Notre Dame Fire Department swears in first-ever full-time female firefighters

For the first time in 140 years, the Notre Dame Fire Department will have two full-time female firefighters.

Michelle Woolverton and Christi Shibata were recently sworn in and joined more than a dozen full-time firefighters and 40 paid part-time firefighters, who are responsible for serving three area colleges and providing mutual aid to both the South Bend and Clay fire departments.

“I never would have thought that my dream was actually going to come true, and it has,” Woolverton said, according to the South Bend Tribune.

Both women started with the NDFD this summer, but neither are new to helping others.

Woolverton started with the NDFD in 2010 as an on-call EMT while she attended a paramedic program. She eventually joined Notre Dame University’s Building Services department, where she worked for nine years.

“I just love helping people,” she said. “Whether it’s just holding an old lady’s hand, nothing wrong with her, you just need to talk to her. Or it’s more serious and you have to save someone’s life. You are that person that gets to have an impact on them and help them through whatever it is they’re going through.”

Before Shibata began her career with the NDFD in 2018, she worked as a physical therapist assistant for eight years.

“I wanted to get out of the clinic life and get more into emergency medicine. I was looking for a career change. I just didn’t know how to get my foot into the door anywhere in the fire service up there (in Michigan),” she said.

It was her sister, chief of the Notre Dame Police Department, who encouraged her to become a firefighter.

Woolverton and Shibata are the department’s first-ever female full-time firefighters.

Congratulations ladies!
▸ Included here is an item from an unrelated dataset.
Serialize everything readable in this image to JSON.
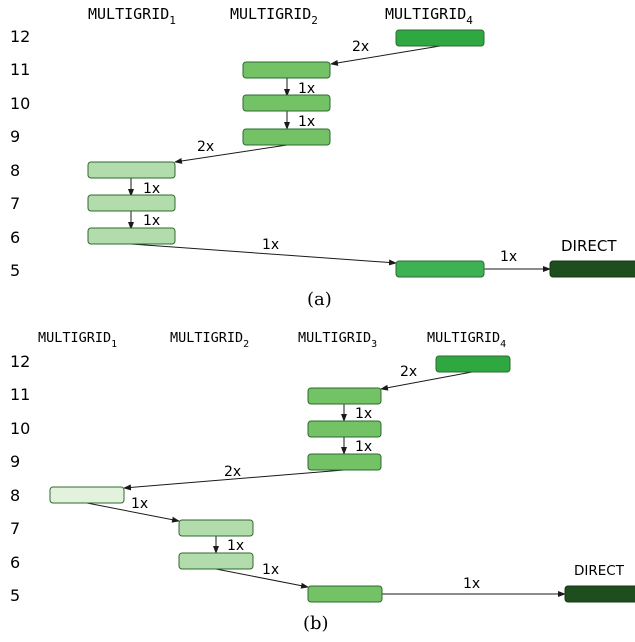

These two women have been sworn in as the University of Notre Dame Fire Department's first full-time female firefighters.

Posted by WSBT-TV on Monday, September 23, 2019

Woolverton and Shibata’s appointments mark the first time the oldest university fire department in the United States has employed females. NDFD Fire Chief Bruce Harrison is optimistic about their future with the department.

“You look for people who have heart and passion for the job. You have to have the right attitude, empathy and a genuine concern for people and want to serve,” Harrison said.

Meanwhile, Woolverton believes they will be able to provide a “motherly role,” especially when they respond to incidents on campus.

“Having a female can provide a better way to connect with a lot of the female [students] here,” Woolverton said. “Unfortunately, sometimes students get drunk here and a little out of hand. Having a female here to step in to kind of nurture and take care [of the students] can help. Women are just wired different.”

Let’s congratulate these brave women for their promotion to full-time firefighters and for making history!